The Last Mountain of the title refers to Coal River Mountain, an area in West Virginia being mined by the Massey Energy company. Massey has a long history of violations, as the villagers below are quick to point out—creating lakes of toxic goo that threaten to pollute the waterways of West Virginia and other states; unsafe mining practices that likely caused brain cancer in several residents, union busting, profiteering, global warming and so on.
Director Bill Haney (The Price of Sugar) provides an informative summary of the dangers of Massey Energy’s practices with first-hand accounts from Coal Mountain locals as well as experts. It’s well-researched and articulate, and yes, it’s a problem. But that’s where The Last Mountain stops being informative and Haney’s contempt for Massey takes over.
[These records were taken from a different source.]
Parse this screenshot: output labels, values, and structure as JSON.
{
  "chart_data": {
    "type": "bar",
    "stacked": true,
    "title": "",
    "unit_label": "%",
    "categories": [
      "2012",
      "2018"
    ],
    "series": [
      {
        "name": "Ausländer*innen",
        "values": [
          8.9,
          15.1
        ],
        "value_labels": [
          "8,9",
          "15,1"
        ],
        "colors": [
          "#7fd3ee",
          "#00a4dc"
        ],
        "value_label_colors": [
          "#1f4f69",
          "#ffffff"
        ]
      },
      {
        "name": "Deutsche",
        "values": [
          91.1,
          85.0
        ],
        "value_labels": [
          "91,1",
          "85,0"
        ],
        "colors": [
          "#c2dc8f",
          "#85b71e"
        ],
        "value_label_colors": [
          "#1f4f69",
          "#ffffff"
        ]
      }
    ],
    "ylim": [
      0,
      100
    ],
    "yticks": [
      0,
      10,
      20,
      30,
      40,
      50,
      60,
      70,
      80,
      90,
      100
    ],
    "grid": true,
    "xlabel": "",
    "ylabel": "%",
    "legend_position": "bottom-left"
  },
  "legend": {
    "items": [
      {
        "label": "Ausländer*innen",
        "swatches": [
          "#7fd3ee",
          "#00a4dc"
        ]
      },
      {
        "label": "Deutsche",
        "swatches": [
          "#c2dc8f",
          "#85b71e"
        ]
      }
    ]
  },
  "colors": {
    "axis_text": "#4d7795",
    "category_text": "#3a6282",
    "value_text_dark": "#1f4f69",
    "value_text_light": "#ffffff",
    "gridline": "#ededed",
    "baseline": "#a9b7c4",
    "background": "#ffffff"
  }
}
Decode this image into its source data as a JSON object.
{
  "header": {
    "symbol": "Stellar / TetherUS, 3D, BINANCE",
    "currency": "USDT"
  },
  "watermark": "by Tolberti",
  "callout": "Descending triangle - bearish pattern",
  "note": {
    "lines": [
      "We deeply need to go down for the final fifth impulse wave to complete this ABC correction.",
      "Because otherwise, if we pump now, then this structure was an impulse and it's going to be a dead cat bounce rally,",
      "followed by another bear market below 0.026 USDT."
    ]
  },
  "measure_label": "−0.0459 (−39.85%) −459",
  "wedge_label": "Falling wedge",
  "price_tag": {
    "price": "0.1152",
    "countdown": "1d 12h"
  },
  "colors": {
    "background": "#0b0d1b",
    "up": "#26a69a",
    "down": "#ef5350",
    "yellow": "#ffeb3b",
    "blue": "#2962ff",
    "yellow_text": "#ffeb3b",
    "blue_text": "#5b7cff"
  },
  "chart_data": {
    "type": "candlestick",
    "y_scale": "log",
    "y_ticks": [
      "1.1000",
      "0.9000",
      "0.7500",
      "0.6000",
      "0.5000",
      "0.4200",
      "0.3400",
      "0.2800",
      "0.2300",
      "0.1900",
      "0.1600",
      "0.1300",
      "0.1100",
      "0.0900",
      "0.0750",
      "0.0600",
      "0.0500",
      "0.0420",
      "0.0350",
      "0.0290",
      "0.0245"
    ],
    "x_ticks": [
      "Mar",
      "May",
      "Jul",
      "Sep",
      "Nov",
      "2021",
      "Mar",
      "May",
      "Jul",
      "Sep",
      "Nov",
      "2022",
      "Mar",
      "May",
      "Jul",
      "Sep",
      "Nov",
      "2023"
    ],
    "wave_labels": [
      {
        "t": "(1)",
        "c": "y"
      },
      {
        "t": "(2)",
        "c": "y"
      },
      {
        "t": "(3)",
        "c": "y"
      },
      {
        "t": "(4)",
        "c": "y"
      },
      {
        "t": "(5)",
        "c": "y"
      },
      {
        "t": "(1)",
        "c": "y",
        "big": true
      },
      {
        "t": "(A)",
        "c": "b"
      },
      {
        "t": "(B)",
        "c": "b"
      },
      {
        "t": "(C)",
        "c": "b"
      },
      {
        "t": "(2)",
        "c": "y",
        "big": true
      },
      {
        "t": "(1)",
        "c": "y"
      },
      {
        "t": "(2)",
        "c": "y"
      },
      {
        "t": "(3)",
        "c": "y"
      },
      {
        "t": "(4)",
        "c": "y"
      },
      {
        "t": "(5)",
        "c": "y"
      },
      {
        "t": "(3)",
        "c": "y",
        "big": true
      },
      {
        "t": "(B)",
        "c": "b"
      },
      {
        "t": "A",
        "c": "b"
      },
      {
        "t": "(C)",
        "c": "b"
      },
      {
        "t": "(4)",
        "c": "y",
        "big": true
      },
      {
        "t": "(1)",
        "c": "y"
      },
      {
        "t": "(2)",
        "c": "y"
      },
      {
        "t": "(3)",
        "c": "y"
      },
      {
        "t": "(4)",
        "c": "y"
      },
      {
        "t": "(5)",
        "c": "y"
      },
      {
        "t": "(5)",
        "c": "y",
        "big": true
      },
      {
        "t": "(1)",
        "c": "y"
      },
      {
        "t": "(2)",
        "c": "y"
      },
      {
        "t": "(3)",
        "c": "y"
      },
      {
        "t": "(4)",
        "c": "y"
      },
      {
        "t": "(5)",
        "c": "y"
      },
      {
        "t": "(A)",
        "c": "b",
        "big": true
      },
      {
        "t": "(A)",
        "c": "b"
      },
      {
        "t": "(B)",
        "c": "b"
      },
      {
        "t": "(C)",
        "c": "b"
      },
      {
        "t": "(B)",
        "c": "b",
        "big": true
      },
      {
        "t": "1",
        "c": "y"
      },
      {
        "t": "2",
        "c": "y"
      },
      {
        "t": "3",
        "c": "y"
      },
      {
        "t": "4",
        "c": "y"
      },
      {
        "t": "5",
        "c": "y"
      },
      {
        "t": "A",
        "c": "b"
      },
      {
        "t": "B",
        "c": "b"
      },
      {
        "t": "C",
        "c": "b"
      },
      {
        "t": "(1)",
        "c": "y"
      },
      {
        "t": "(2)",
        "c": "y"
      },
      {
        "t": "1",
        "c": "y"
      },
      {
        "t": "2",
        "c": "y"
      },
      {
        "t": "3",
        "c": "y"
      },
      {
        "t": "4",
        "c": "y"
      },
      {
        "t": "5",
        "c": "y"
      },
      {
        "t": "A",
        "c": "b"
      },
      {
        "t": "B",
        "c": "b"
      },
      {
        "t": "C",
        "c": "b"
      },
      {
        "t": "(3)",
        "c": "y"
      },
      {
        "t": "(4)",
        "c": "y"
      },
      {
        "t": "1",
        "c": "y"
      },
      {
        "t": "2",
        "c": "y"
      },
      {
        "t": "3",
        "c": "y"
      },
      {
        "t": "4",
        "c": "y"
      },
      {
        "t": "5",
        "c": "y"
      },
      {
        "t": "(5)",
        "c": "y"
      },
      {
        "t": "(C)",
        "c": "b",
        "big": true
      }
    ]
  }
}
It gets points for criticizing democrats and republicans alike, but it ultimately lets politicians like West Virginia governor Joe Manchin and Obama off the hook while taking aim at Massey CEO Don Blankenship. Sure, Blankenship may be a crook, but I doubt the filmmakers believe that the next guy in line will act any differently, so what’s the point in vilifying him?
Similarly, Robert Kennedy, Jr. and student protestors may be interesting characters, but they don’t really add anything to the argument (and I wasn’t the only one who laughed when they said the kids remained in the trees for nine full days). Kennedy’s conflation of imminent domain as privatization is inexcusable, especially from someone who should have known better. And I would have found a further discussion of the Coase Theorem (it’s brought up but not mentioned by name) far more engaging than Kennedy’s debate with the Massey spokesman.
Time and again, a relevant discussion of the facts takes a backseat to Haney’s rancor until, ultimately, the film raises more questions than it answers—and I’m not just referring to alterative power sources. Public choice problems (again, not mentioned by name but brought up) deserved much, much more emphasis and won’t go away if we just build windmills.
Similarly, “corporate greed” is always a great buzz word, but what does it really mean? Haney attacks the profit motive by stating that in the last 30 years Massey’s increased its production of coal by 140 percent while replacing thousands of workers with machines. Yes, in the short-run that’s bad for the people who lost their jobs, but on the other hand, minimizing costs typically reduces the price of energy to consumers. Efficiency is not the problem, but Haney uses any accusation he can find.
What’s left is a loud and furious hit piece on the coal industry and Massey in particular. And one can’t help but feel that if Haney cared so deeply about his subject, he’d be better off seeking answers instead of patting his comrades in anger on the back.